Category: South Side

  • Charming Woodwork on the South Side

    Old Pa Pitt is not sure whether the woodwork on this South Side rowhouse is original or the work of a more recent craftsman. Either way, it is charmingly folksy, and the polychrome color scheme is well chosen to bring out the details.

  • Skeleton of a Railroad Overpass

    At the back of the South Side, where the Flats meet the Slopes, two railroads once ran above the level of the streets. One is still one of the busiest rail lines in the city. The other has been abandoned, leaving rusty skeletons like this. In dreamy moods, old Pa Pitt likes to imagine how this right-of-way—only three short blocks from Carson Street—could be repurposed for a South Side El that would connect to the subway at Station Square.

  • Two Parlor Windows from the South Side

    In a Victorian rowhouse, the parlor window—the ground-floor window facing the street—was an opportunity for the homeowners to display their taste and, even more important, their ability to pay skilled craftsmen to decorate their houses with woodwork and stained or leaded glass. Above, even the masonry is incised with decorative patterns.

  • Front Door on South 20th Street

    A front door with interesting woodwork and curious layers of history: note, for example, the three rows of asphalt shingles above it, which were doubtless somebody’s solution to a water-related problem.

  • Victorian Storefront on Carson Street

    This was the home of a prosperous shopkeeper in East Birmingham, one who had two full floors of living quarters above the shop, with the addition of a couple of comfortable attic rooms. The ground floor has been altered somewhat, but only in the incidentals; on the whole, the building is in a splendid state of preservation.

  • Appreciating the Details of a Second Empire Building

    The Second Empire style, with its dormered mansard roofs, was very popular in Pittsburgh—so much so that we walk by most examples without noticing them. Here’s a quite ordinary building in the back streets of the South Side, but it rewards a closer look at some of the details. Above, one of the lintels over the windows, which all have simple but effective carved decorations.

    This roof has so far kept its original shingles, decoratively varied with four rows of a different shape across the middle.

    One of the windows on the ground floor. Notice that its lintel decoration is different from the one above.

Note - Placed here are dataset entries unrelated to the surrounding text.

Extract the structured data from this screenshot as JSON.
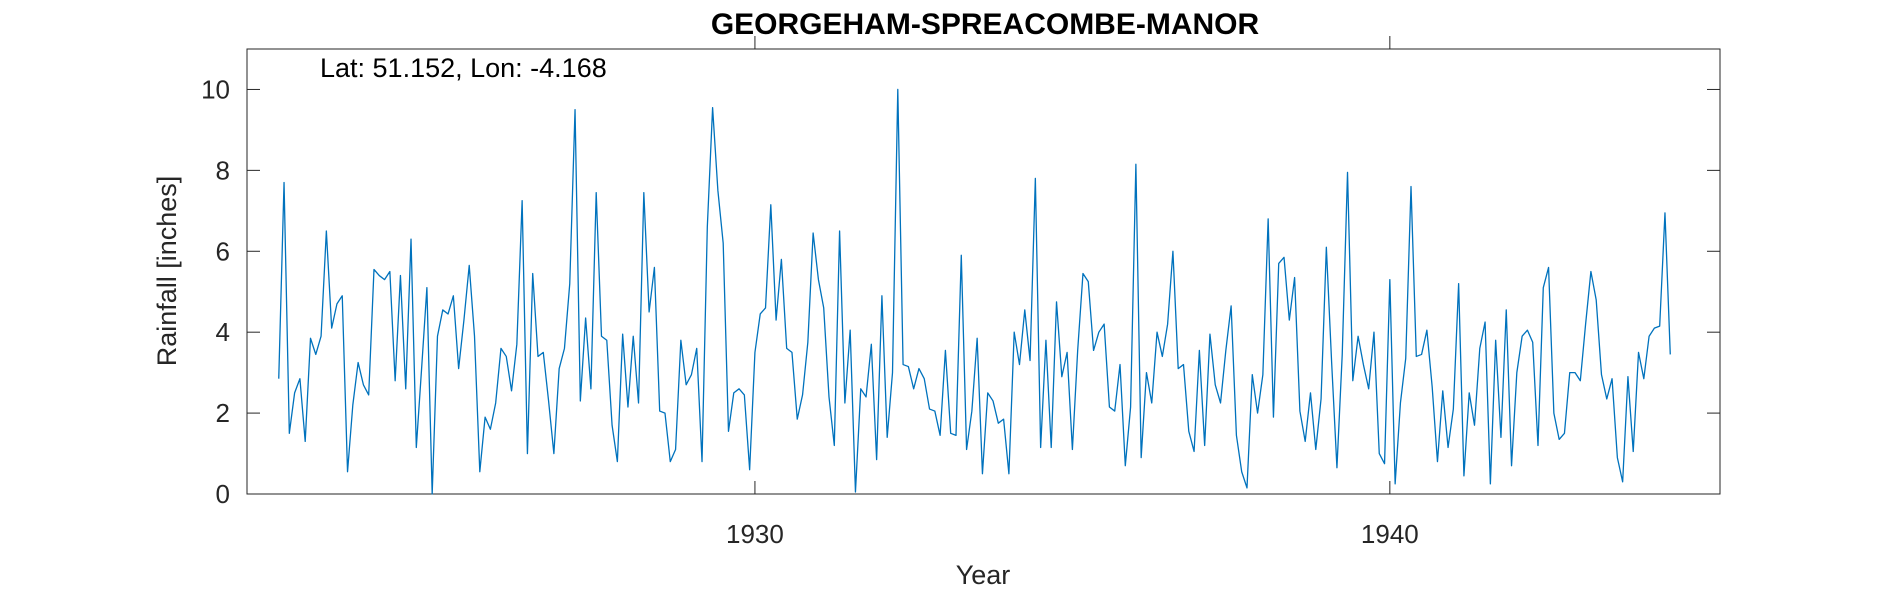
{
  "chart_data": {
    "type": "line",
    "title": "GEORGEHAM-SPREACOMBE-MANOR",
    "annotation": "Lat: 51.152, Lon: -4.168",
    "xlabel": "Year",
    "ylabel": "Rainfall [inches]",
    "xlim": [
      1922.0,
      1945.2
    ],
    "ylim": [
      0,
      11
    ],
    "xticks": [
      1930,
      1940
    ],
    "xtick_labels": [
      "1930",
      "1940"
    ],
    "yticks": [
      0,
      2,
      4,
      6,
      8,
      10
    ],
    "ytick_labels": [
      "0",
      "2",
      "4",
      "6",
      "8",
      "10"
    ],
    "grid": false,
    "line_color": "#0072BD",
    "x_start": 1922.5,
    "x_step_months": 1,
    "series": [
      {
        "values": [
          2.85,
          7.7,
          1.5,
          2.5,
          2.85,
          1.3,
          3.85,
          3.45,
          3.9,
          6.5,
          4.1,
          4.7,
          4.9,
          0.55,
          2.2,
          3.25,
          2.7,
          2.45,
          5.55,
          5.4,
          5.3,
          5.5,
          2.8,
          5.4,
          2.6,
          6.3,
          1.15,
          3.1,
          5.1,
          0.0,
          3.9,
          4.55,
          4.45,
          4.9,
          3.1,
          4.3,
          5.65,
          3.9,
          0.55,
          1.9,
          1.6,
          2.25,
          3.6,
          3.4,
          2.55,
          3.7,
          7.25,
          1.0,
          5.45,
          3.4,
          3.5,
          2.3,
          1.0,
          3.1,
          3.6,
          5.2,
          9.5,
          2.3,
          4.35,
          2.6,
          7.45,
          3.9,
          3.8,
          1.7,
          0.8,
          3.95,
          2.15,
          3.9,
          2.25,
          7.45,
          4.5,
          5.6,
          2.05,
          2.0,
          0.8,
          1.1,
          3.8,
          2.7,
          2.95,
          3.6,
          0.8,
          6.6,
          9.55,
          7.5,
          6.2,
          1.55,
          2.5,
          2.6,
          2.45,
          0.6,
          3.5,
          4.45,
          4.6,
          7.15,
          4.3,
          5.8,
          3.6,
          3.5,
          1.85,
          2.45,
          3.75,
          6.45,
          5.3,
          4.6,
          2.4,
          1.2,
          6.5,
          2.25,
          4.05,
          0.05,
          2.6,
          2.4,
          3.7,
          0.85,
          4.9,
          1.4,
          3.0,
          10.0,
          3.2,
          3.15,
          2.6,
          3.1,
          2.85,
          2.1,
          2.05,
          1.45,
          3.55,
          1.5,
          1.45,
          5.9,
          1.1,
          2.05,
          3.85,
          0.5,
          2.5,
          2.3,
          1.75,
          1.85,
          0.5,
          4.0,
          3.2,
          4.55,
          3.3,
          7.8,
          1.15,
          3.8,
          1.15,
          4.75,
          2.9,
          3.5,
          1.1,
          3.55,
          5.45,
          5.25,
          3.55,
          4.0,
          4.2,
          2.15,
          2.05,
          3.2,
          0.7,
          2.15,
          8.15,
          0.9,
          3.0,
          2.25,
          4.0,
          3.4,
          4.2,
          6.0,
          3.1,
          3.2,
          1.55,
          1.05,
          3.55,
          1.2,
          3.95,
          2.7,
          2.25,
          3.55,
          4.65,
          1.45,
          0.55,
          0.15,
          2.95,
          2.0,
          2.95,
          6.8,
          1.9,
          5.7,
          5.85,
          4.3,
          5.35,
          2.05,
          1.3,
          2.5,
          1.1,
          2.35,
          6.1,
          3.25,
          0.65,
          3.45,
          7.95,
          2.8,
          3.9,
          3.2,
          2.6,
          4.0,
          1.0,
          0.75,
          5.3,
          0.25,
          2.25,
          3.35,
          7.6,
          3.4,
          3.45,
          4.05,
          2.65,
          0.8,
          2.55,
          1.15,
          2.1,
          5.2,
          0.45,
          2.5,
          1.7,
          3.6,
          4.25,
          0.25,
          3.8,
          1.4,
          4.55,
          0.7,
          3.0,
          3.9,
          4.05,
          3.75,
          1.2,
          5.1,
          5.6,
          2.0,
          1.35,
          1.5,
          3.0,
          3.0,
          2.8,
          4.2,
          5.5,
          4.8,
          2.95,
          2.35,
          2.85,
          0.9,
          0.3,
          2.9,
          1.05,
          3.5,
          2.85,
          3.9,
          4.1,
          4.15,
          6.95,
          3.45
        ]
      }
    ]
  }
}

    These star bolts are decorative, too—but they’re not mere decorations. Star bolts like these, which you see in old houses all over the city, are the decorative ends of long bolts that literally hold the building together. They are often installed to stabilize a wall that has begun to sag.

  • Bracket

    Ornamental bracket on a storefront on Carson Street.
  • Row of Windows, Carson Street

    A row of more than usually ornate Italianate windows on Carson Street, South Side.

  • Brackets

    Ornamental brackets on a corner building on Carson Street, South Side.

  • Art Nouveau Stained Glass on Carson Street

    The Art Nouveau style never made much headway in Pittsburgh, but there are a few examples of ornamentation in a style that deserves that name—especially stained glass, which lends itself to the kind of abstraction we associate with Art Nouveau. This window is in a storefront near the Birmingham Bridge.